Moreno Fendero: Je lui dirais simplement : viens. Je prendrai soin de toi comme Montréal a pris soin de moi.

photo: IG – Moreno Fendero
Laurent: Après tout ce que tu as vécu, qu’est-ce qui te pousse encore à monter sur un ring?
Moreno Fendero: J’ai encore des choses à me prouver. Je suis un éternel insatisfait, et c’est ce qui me pousse à me dépasser.
Laurent: Que doivent retenir les amateurs de Moreno Fendero?
Moreno Fendero: Mon sourire à un million de dollars! Derrière ce sourire, il y a un homme qui travaille et qui se relève toujours.
Laurent: Que changerait une victoire le 3 septembre?
Moreno Fendero: C’est une demi-finale extrêmement importante. Même après le décès de mon frère, je suis resté dans ma bulle parce que je lui avais promis une surprise.
Laurent: Une victoire te rapprocherait-elle des sommets?
Moreno Fendero: Oui, elle me rapprocherait des meilleures positions mondiales. Je travaille chaque jour pour offrir le meilleur spectacle possible.

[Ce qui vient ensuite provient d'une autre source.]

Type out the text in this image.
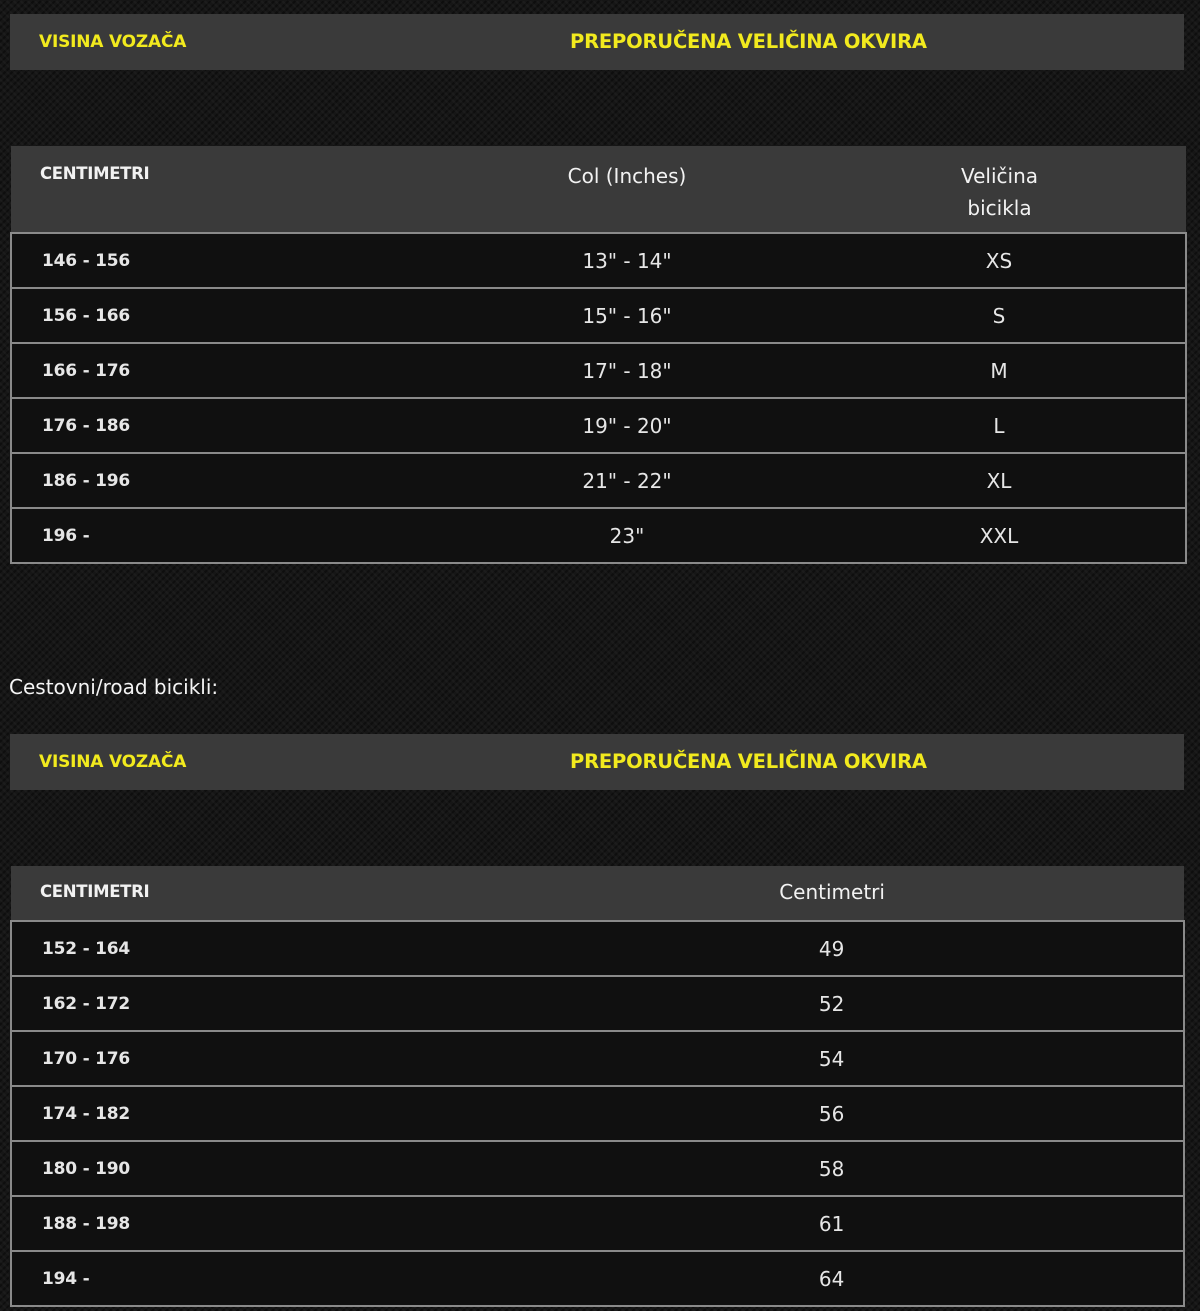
VISINA VOZAČA	PREPORUČENA VELIČINA OKVIRA
CENTIMETRI	Col (Inches)	Veličina bicikla

146 - 156	13" - 14"	XS
156 - 166	15" - 16"	S
166 - 176	17" - 18"	M
176 - 186	19" - 20"	L
186 - 196	21" - 22"	XL
196 -	23"	XXL
Cestovni/road bicikli:
VISINA VOZAČA	PREPORUČENA VELIČINA OKVIRA
CENTIMETRI	Centimetri

152 - 164	49
162 - 172	52
170 - 176	54
174 - 182	56
180 - 190	58
188 - 198	61
194 -	64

photo: Vitor Munhoz – Moreno Fendero
Même s’il ne doit pas regarder plus loin que Stéphane Fondjo, le protégé d’Ian MacKillop sait très bien ce qui est en jeu. Fondjo représente un défi de taille par sa portée et son expérience. Une victoire convaincante enverrait un message clair à la division des 168 livres.
Le 3 septembre, Moreno Fendero sera prêt.